Number of markers on chromosome 1 employed in multipoint analysis (intervals of 100–500 bp, confidence score < 0.02, and HWE > 0.05, call rate = 1) with varied LD settings. DNA obtained from two affected siblings of a family was analyzed using Genome-Wide Human SNP array 6.0.

Figure 6
figure 6

Effect of LD between markers on multipoint parametric heterogeneity LOD scores on chromosome 2 and 6. Multipoint analysis by Allegro (intervals of 100–500 bp, confidence score < 0.02, and HWE > 0.05) were conducted with strict LD settings (D' = r2 = 0.2) or without settings. Results of chromosome 2 and 6 were shown. DNAs obtained from four affected sibling pairs were analyzed by Genome-Wide Human SNP array 6.0. SNP IDs of five loci were extracted. Colored SNP IDs are those eliminated in analysis with LD settings.

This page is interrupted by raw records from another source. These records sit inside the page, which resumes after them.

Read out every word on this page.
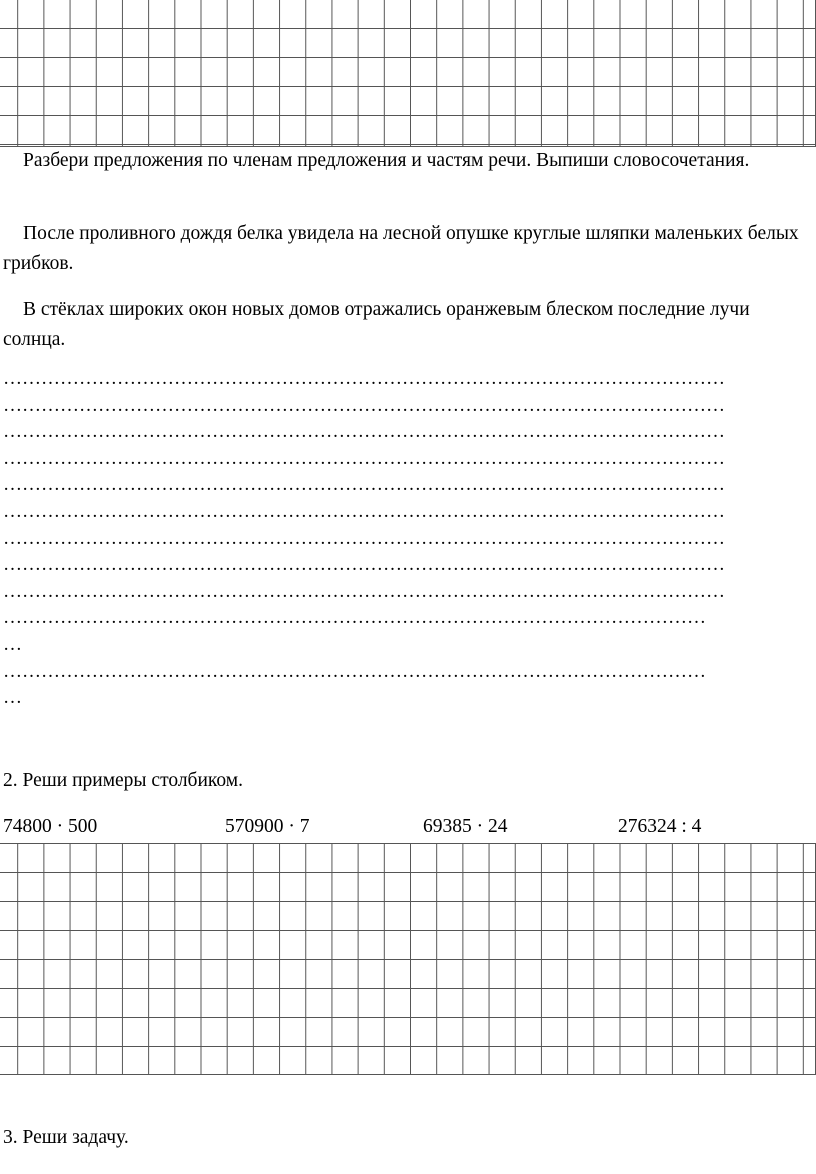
Разбери предложения по членам предложения и частям речи. Выпиши словосочетания.
После проливного дождя белка увидела на лесной опушке круглые шляпки маленьких белых грибков.
В стёклах широких окон новых домов отражались оранжевым блеском последние лучи солнца.
……………………………………………………………………………………………………
……………………………………………………………………………………………………
……………………………………………………………………………………………………
……………………………………………………………………………………………………
……………………………………………………………………………………………………
……………………………………………………………………………………………………
……………………………………………………………………………………………………
……………………………………………………………………………………………………
……………………………………………………………………………………………………
…………………………………………………………………………………………………
…
…………………………………………………………………………………………………
…
2. Реши примеры столбиком.
74800 · 500	570900 · 7	69385 · 24	276324 : 4
3. Реши задачу.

The runtime for preparing lkin files is less than 10 minutes (usually from about 10 second to a few minutes), and the runtime of whole genome linkage analysis of a pedigree performed using general personal computer was about 4 hours for pairwise analysis, when using all of approximately 1 million markers on Genome-Wide Human SNP array 6.0. For multipoint analysis less than 1 hour was required even in the case of a family including consanguineous loops when intermarker distances were set to be varied from 300 bp to 100 kbp. These results show that extremely dense markers that are now mainly utilized for the genome wide association study (GWAS) can also be utilized for high-throughput linkage analysis.


We have developed the SNP HiTLink, system for executing parametric/nonparametric linkage analysis using SNP data. This is the first and unique system that directly accepts recent 100 K, 500 K and 1 M markers of Affymetrix SNP CHP files and prepares very flexible marker-selecting implementations for linkage analysis, although some convenient pipelines that pass the SNP data to a linkage analysis program [18, 19] or tools for visualization and removal of LD [20, 21] have been developed thus far. The results using this system were comparable or even superior to those obtained using microsatellite markers, convincing us the advantage of using SNP data obtained by DNA microarray for linkage analysis. The number of SNP data located on a single chip is continuing to increase owing to recent developed technologies and demands for dense markers for GWAS. On the other hand, we should be carefully concerned about typing error data when using such dense SNP data for multipoint linkage analysis. Quite flexible marker-selecting implementations on SNP HiTLink will be advantageous from this point of view. Although SNP HiTLink only accepts Affymetrix SNP Chip files, improvements that support multiple platforms for SNP typing such as Illumina are required in the future. Furthermore, more user-friendly interface where analyses can be processed simply (for instance, through integrated single GUI) rather than transporting files from Windows to Unix OS, will be desirable. This system can be widely applied for linkage analysis using microarray-based SNP data, with which one can expect high-throughput and reliable linkage analysis.